Het voorontwerpbestemmingsplan "Landgoed De Reehorst" is op basis van de gemeentelijke inspraakverordening gedurende een periode van 6 weken ter inzage gelegd (van 1 mei tot en met 11 juni 2015). Tevens heeft op 18 mei 2015 een informatiebijeenkomst plaatsgevonden. Er zijn 6 inspraakreacties ontvangen. In Bijlage 17 is de nota met de inspraakreacties en de beantwoording hiervan opgenomen.
In Bijlage 18 is de Nota van Zienswijzen opgenomen, waarin de zienswijzen zijn weergegeven en van een beantwoording zijn voorzien.
Het betrekken van toezicht en handhavingsaspecten bij het opstellen en vaststellen van bestemmingsplannen is belangrijk, omdat het de manier is om de ruimtelijke ordening ontwikkelingsbestendiger te maken.
Daarom wordt bij de actualisering van dit bestemmingsplan voorafgaand waar mogelijk een zo goed mogelijk beeld verkregen van de huidige planologische situatie en ontwikkelings- / afwijkingsmogelijkheden, de in de afgelopen 10 jaar aangevraagde en verleende afwijkingen / omgevingsvergunningen en de in de afgelopen tien jaar verrichte handhavingsacties. Dit onderzoek past binnen de verplichtingen uit onder andere de artikelen 3:2 en 3:46 van de Algemene wet bestuursrecht (Awb). De investering betreft de invulling van het preventieve toezicht en de handhavingstaak.
De kwaliteit van het preventieve toezicht en de handhavingstaak beïnvloedt rechtstreeks de impact en de gevolgen van het repressieve toezicht en de handhavingstaak en daarmee de houdbaarheid van het op te stellen en vast te stellen bestemmingsplan. Het is om die reden dat in het bestemmingsplan de nadruk op de preventieve aspecten is gelegd. Daarvoor is het bestemmingsplan het middel bij uitstek.

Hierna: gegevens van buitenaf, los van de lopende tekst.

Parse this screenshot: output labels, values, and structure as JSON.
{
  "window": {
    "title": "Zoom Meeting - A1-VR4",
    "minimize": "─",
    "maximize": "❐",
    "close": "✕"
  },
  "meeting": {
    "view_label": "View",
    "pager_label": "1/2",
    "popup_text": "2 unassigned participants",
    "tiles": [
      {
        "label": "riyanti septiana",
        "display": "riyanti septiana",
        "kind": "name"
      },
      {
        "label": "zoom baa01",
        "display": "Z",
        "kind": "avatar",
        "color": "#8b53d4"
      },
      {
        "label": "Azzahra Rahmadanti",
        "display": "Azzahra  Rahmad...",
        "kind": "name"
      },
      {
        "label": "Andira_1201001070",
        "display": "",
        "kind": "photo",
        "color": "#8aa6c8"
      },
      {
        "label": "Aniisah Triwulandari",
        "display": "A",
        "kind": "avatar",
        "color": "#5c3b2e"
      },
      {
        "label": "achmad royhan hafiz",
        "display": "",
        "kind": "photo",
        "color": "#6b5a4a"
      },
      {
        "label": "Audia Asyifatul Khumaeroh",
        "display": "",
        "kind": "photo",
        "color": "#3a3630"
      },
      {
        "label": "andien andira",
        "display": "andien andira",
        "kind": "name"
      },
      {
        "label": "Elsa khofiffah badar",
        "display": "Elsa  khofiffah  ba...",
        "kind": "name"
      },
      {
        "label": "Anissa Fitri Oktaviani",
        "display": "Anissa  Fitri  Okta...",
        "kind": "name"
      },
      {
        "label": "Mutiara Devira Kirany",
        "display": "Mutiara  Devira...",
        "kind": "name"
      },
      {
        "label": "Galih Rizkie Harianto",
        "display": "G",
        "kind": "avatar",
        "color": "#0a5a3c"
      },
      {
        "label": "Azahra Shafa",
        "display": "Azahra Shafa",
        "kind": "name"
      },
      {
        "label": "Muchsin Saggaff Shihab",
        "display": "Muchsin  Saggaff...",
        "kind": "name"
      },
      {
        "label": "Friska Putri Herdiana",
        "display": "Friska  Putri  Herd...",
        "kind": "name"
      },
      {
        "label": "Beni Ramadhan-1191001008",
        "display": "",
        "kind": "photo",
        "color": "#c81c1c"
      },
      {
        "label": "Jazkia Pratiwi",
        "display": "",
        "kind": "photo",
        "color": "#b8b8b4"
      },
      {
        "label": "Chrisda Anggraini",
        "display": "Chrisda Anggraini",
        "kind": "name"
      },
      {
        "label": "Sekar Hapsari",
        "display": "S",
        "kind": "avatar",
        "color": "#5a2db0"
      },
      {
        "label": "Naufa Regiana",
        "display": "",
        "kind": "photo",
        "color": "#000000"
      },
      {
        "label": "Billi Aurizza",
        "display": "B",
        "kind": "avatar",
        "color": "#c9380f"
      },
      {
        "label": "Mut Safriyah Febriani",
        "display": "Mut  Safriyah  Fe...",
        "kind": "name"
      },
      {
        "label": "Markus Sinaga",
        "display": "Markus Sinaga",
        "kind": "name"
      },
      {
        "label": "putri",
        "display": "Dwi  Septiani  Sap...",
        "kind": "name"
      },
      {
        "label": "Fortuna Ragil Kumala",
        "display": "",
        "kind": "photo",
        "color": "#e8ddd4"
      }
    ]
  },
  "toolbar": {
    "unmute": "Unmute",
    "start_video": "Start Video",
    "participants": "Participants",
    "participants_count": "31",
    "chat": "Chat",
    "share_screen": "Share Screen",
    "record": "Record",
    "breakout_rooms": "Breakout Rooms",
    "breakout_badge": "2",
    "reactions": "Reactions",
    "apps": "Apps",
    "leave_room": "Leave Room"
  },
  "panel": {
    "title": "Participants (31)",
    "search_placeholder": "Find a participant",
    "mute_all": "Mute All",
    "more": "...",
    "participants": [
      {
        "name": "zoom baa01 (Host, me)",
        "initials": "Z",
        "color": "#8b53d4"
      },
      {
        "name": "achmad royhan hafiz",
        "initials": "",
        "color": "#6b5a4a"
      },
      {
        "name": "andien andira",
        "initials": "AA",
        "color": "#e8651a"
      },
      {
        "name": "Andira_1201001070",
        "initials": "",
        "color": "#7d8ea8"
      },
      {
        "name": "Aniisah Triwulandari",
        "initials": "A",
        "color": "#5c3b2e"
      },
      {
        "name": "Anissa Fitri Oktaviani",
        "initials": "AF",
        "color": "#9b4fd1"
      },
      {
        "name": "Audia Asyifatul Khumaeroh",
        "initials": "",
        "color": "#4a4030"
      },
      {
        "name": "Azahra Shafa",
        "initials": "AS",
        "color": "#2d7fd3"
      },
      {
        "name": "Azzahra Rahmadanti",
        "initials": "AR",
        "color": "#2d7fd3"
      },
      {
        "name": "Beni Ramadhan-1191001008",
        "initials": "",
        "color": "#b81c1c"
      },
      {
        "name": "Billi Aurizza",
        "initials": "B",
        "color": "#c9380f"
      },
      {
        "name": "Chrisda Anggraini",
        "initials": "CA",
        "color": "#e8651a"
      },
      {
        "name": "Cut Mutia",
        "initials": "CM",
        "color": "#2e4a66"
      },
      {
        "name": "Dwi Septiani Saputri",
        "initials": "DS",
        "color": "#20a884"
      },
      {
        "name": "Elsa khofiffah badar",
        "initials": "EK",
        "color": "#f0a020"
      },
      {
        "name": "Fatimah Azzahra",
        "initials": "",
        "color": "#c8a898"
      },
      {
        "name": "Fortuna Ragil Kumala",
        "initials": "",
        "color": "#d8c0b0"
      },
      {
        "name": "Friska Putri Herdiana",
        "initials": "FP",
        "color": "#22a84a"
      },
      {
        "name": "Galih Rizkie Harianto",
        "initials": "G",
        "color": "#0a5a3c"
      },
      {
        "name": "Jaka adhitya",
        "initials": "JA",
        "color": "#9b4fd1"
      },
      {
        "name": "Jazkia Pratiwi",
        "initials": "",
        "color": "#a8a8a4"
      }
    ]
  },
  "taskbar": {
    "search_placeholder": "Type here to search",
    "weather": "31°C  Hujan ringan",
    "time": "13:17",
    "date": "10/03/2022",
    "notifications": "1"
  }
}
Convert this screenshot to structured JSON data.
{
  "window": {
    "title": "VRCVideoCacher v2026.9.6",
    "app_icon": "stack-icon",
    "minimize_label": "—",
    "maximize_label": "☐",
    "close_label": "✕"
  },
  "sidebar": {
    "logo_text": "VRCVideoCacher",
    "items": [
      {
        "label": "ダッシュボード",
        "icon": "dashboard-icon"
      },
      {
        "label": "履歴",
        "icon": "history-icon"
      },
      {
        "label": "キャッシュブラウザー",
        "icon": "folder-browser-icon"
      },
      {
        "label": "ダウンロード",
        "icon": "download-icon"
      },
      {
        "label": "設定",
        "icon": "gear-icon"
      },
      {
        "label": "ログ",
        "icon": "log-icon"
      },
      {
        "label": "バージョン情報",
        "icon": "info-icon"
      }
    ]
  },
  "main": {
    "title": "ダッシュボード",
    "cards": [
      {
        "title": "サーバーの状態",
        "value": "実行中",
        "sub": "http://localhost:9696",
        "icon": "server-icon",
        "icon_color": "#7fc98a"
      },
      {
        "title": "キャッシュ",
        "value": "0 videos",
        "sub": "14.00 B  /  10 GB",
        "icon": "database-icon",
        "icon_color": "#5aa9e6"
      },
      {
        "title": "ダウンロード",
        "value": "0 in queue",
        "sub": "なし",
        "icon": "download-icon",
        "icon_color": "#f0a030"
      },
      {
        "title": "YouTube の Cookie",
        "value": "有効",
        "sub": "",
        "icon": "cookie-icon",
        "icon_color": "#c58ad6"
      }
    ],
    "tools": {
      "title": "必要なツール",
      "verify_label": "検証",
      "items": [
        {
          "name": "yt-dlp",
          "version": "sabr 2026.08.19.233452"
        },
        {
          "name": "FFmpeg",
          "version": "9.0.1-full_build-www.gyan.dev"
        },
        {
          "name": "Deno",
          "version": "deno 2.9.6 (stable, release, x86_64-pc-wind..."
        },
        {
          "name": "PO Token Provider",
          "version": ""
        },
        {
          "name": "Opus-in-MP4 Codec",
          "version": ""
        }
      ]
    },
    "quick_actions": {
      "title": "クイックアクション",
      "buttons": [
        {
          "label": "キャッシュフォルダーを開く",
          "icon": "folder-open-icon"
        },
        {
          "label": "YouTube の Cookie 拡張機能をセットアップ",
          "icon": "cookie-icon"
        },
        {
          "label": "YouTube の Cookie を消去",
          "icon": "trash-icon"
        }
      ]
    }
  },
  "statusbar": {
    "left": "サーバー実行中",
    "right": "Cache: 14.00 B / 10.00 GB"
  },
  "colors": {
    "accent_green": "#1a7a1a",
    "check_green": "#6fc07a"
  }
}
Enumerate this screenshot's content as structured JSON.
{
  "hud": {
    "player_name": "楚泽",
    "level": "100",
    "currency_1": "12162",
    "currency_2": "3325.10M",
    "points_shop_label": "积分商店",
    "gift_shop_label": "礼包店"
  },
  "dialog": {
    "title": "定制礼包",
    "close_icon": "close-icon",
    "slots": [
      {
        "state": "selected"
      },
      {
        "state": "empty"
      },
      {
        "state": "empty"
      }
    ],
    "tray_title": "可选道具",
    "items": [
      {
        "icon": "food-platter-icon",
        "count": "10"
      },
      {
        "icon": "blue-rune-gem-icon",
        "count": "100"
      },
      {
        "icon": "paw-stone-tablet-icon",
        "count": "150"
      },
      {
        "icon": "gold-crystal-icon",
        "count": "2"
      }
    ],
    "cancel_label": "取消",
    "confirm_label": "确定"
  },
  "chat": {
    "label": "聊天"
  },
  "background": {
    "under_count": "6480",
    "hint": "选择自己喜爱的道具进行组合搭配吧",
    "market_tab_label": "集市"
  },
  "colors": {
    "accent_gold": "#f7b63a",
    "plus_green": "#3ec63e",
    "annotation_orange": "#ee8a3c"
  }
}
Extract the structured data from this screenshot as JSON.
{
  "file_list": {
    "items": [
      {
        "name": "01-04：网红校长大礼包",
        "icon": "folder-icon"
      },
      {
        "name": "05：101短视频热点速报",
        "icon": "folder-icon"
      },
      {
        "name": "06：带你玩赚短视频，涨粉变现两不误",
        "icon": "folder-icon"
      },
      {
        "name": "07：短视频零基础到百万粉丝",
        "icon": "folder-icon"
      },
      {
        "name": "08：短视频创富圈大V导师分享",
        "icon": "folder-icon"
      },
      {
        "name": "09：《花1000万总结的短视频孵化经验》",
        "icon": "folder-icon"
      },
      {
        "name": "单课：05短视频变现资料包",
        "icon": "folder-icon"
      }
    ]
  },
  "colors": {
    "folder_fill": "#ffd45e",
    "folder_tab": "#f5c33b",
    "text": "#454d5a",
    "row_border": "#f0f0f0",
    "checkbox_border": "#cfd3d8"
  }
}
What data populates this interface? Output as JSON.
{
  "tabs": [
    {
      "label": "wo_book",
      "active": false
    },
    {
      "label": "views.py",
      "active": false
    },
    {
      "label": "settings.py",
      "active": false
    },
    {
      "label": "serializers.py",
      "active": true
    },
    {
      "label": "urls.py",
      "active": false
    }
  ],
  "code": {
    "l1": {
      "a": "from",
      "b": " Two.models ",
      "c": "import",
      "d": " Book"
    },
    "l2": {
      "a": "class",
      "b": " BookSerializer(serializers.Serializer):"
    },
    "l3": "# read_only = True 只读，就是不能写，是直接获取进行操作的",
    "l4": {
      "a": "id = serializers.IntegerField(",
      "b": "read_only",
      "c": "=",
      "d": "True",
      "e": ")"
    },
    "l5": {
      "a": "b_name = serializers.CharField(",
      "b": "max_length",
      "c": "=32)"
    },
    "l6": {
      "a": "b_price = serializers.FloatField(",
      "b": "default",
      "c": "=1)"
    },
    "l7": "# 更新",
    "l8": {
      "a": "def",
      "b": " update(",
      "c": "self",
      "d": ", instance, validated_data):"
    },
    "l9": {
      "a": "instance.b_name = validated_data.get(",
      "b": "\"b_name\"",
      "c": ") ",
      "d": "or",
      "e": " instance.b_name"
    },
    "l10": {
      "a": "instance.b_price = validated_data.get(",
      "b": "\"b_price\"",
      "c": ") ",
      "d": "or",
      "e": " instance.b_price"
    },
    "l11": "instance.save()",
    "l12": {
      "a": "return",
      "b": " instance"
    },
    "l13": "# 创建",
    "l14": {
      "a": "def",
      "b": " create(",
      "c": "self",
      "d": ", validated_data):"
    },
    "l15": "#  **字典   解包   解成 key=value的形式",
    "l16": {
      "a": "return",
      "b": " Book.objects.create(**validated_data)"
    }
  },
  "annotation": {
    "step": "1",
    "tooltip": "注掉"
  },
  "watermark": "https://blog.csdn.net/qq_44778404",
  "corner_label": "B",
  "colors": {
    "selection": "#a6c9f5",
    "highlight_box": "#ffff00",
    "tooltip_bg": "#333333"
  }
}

Repressief toezicht en handhaving ligt wettelijk vast en leidt allereerst tot de te beantwoorden vraag of de overtreding kan worden gelegaliseerd. Als legalisatie niet aan de orde is, kan met gebruikmaking van de repressieve handhavingsmiddelen (o.a. last onder dwangsom en last onder bestuursdwang) beëindiging van de overtreding worden afgedwongen.